When I told Marz about this runner, she said, "I think I saw her running around Lake of the Isles too.  A group of runners passed me and one of them said to another, 'So how often do you get to see your nutritionist?'"  
_________________
[1] miff (n.): 1620s, "fit of ill humor," perhaps imitative of an exclamation of disgust (compare German muffen "to sulk").
miff (v.): 1797, "to take offense at;" 1811, "to put out of humor"
--etymology online
______________
[2] Benjamin Franklin quote from Book of Ages: The Life and Opinions of Jane Franklin (2013), a nonfiction book about the sister to whom B.F. wrote more letters than to anyone else. 
It's interesting, but I wince every time the author, historian Jill Lepore, writes a portentous sentence, which is often. It reads a bit like bad historical fiction.
You can almost hear a drum roll accompanying her chapter-ending sentences such as, "And then, she picked up her pen."  

Saturday, August 2, 2014

Job Satisfaction

Today at the convention center, I told a strapping young man from Oklahoma which way to walk to get to our art museum.
It's ten long blocks away. Some visitors blanch at such a walk. He ...what's the word for when you blow a puff of air to express scoffing? 
He did that.

We were hosting 2 conferences---some international event planning group and a national Lutheran gathering. He actually wasn't at either---he was walking through the center after some conference downtown for federal agents or something.
A spy from OK?

Anyway, I was tickled at this funny little exchange, just a touch like being in of one of my favorite movies, Museum Hours, about a guard at the Vienna museum who helps out a visitor from Canada.
Just a touch like being in a painting by an old master.
Look, and "you will always see something new."

A Guilty Pleasure

Oh, my.
Zhoen introduced me to the British TV show How Clean Is Your House?

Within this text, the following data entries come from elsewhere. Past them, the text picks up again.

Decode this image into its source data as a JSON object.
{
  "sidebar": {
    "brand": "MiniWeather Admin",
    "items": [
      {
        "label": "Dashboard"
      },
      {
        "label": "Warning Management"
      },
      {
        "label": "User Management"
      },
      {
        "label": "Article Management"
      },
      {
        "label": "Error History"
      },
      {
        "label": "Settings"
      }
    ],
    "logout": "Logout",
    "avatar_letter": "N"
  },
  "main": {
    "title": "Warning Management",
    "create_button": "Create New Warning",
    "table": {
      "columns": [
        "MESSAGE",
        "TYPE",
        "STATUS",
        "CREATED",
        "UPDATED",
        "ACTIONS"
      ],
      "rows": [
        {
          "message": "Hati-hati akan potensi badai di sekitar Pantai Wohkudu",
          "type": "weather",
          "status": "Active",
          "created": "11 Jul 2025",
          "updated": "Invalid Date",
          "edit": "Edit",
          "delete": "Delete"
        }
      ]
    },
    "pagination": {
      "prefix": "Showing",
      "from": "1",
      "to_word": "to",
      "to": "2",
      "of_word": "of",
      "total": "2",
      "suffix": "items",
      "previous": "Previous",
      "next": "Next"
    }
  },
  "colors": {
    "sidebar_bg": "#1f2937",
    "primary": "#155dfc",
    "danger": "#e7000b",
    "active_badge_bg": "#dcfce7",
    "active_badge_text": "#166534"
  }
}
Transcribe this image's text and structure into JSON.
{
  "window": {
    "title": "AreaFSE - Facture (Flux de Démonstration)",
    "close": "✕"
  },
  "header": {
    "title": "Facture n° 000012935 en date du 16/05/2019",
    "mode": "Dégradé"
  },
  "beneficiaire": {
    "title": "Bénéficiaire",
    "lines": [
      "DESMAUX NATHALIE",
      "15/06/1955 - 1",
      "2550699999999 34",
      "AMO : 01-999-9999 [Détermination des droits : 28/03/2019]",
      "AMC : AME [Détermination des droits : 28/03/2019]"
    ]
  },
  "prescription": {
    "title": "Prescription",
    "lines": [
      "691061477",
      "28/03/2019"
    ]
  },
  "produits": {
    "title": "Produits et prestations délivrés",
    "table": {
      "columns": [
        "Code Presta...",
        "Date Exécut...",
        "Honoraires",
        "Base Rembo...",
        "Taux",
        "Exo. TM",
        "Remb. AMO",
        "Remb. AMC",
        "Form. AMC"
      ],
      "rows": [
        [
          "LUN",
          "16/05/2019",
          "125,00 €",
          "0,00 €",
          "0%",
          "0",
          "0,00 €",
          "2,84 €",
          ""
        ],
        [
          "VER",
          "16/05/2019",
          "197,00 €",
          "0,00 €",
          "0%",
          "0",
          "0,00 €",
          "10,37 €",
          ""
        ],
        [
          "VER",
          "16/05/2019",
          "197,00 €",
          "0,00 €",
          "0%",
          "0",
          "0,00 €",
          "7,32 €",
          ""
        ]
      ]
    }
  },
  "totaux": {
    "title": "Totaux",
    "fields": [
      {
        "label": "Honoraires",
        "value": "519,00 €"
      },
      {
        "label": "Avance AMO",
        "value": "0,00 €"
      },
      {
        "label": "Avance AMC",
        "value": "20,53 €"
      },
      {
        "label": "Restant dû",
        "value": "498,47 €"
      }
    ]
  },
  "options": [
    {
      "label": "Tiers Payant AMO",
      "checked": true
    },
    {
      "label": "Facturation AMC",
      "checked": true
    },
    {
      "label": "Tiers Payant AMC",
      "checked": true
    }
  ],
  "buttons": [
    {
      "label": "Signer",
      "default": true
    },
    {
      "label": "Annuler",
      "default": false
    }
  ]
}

I rather object to the very idea of "guilty pleasures" as shaming and silly (oh, please, you like the Twilight series and you're over 30? so what?) but I've been watching episodes on youtube and I do feel guilty because the ladies who host the show do shame the inhabitants of these truly disgusting homes, which I think is more cruel than effective ... hence my guilt,
but the pleasure of seeing them clean up is so scrumptious!

The ladies do give serious cleaning tips too.
A lot of it simply comes down to white vinegar, baking soda, borax, and dish soap. Oh, right––and elbow grease.